Here is a video about that book…
For me, its fun to see and analyse the data to see the trends. My paranormal books sell ten times more than my magic books and they sell ten times more than poetry - as an example. Trying to determine what makes a book more successful though is more troublesome. How do you measure the selling value of a good cover? It seems that there is a huge element of luck involved to be honest. Some books take off while better ones die.
When my boys were young, I always kept the statistics for the sports they played. Little League football, hockey and so on. I have folders on this machine with some of those spreadsheets complete with things like passing yards, receiving yards, rushing yards for kids who I have long forgotten on the teams my son’s played on.
I guess the question we have to ask is am I well that I enjoy collecting and analysing data?
My PhD work added a whole bunch of advanced statistics too as I collected hundreds of fossil shells and then measured multiple directions on each. I then converted them into ratios over shell length to help eliminate growth factors and plotted them using principal component analysis. This way, I was able to show a pictoral representation of variability within varieties and species and even use it as a way to identify and define new varieties. By adding grain size and color of the hosting sediment, I was able to study shell shape variation with respect to the environment that they lived in. See! I love doing stuff like that. If you want to see an example - google ‘Vasey & Bowes’ and you will find a paper published decades ago in the Geological Society of London’s journal showing some results of this. Add in the term ‘bivalves’ and you’ll be sure to find it.

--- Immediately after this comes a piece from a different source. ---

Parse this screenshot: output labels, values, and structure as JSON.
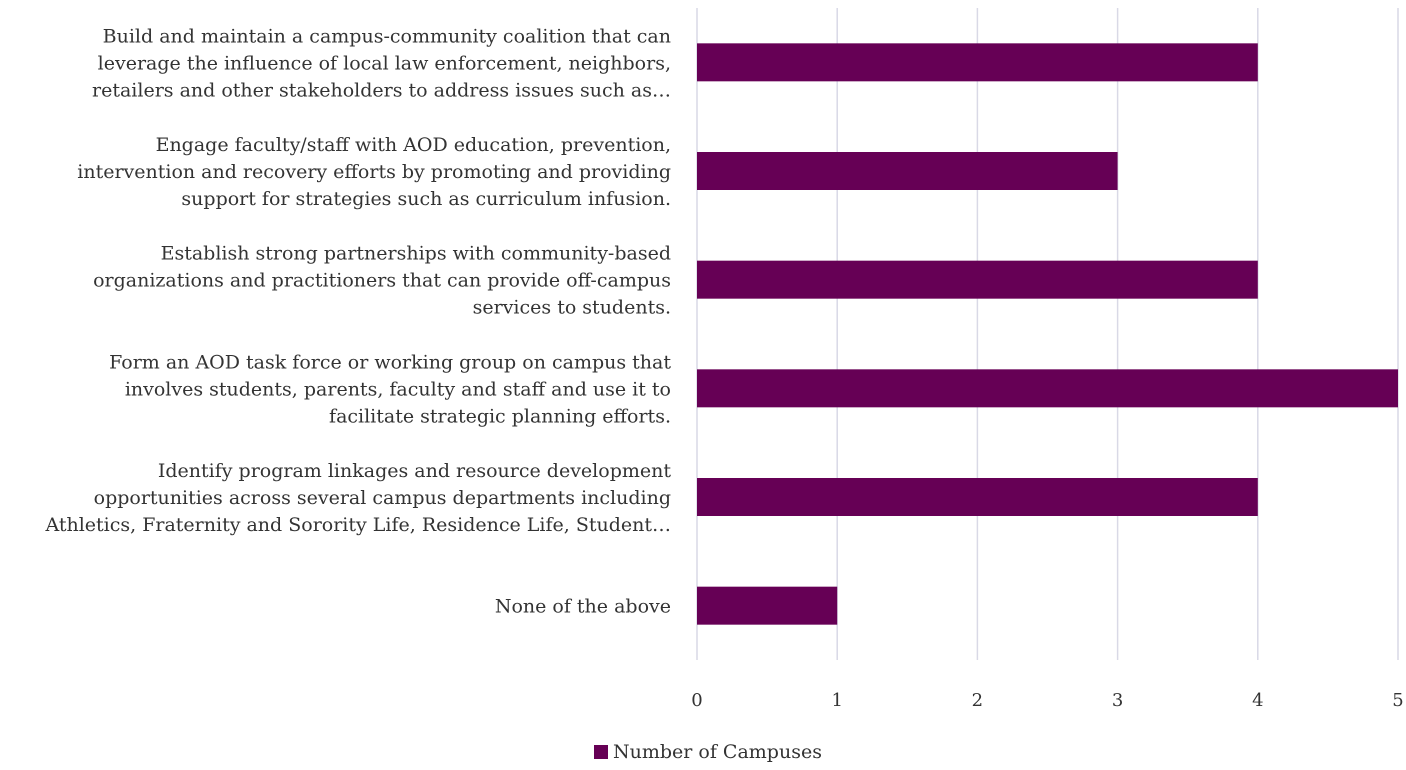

Data is often the key to creating ideas and hypotheses. Which is why I reject quite a lot of the climate scare science in which they find reasons to modify the data to suit their idea. That’s not science. That’s politics and religion. They also collect data in biased ways looking for a particular result - ie collecting temperature data in locations where there is a strong warming trend due to a change in use of the location - for example, an airport weather monitoring station that is now next to an air vent from a heated building. Data is easily manipulated. And trust me - many so-called scientists will do that to support a current theory if it means they get money, recognition and support. Science is as corrupt as politics these days I think.
Have a great weekend.
I've just finished the last observer and loved it. I love a bit fiction and thought this genre of fiction is perfect as it's believable, very believable actually. Any sign of a follow up?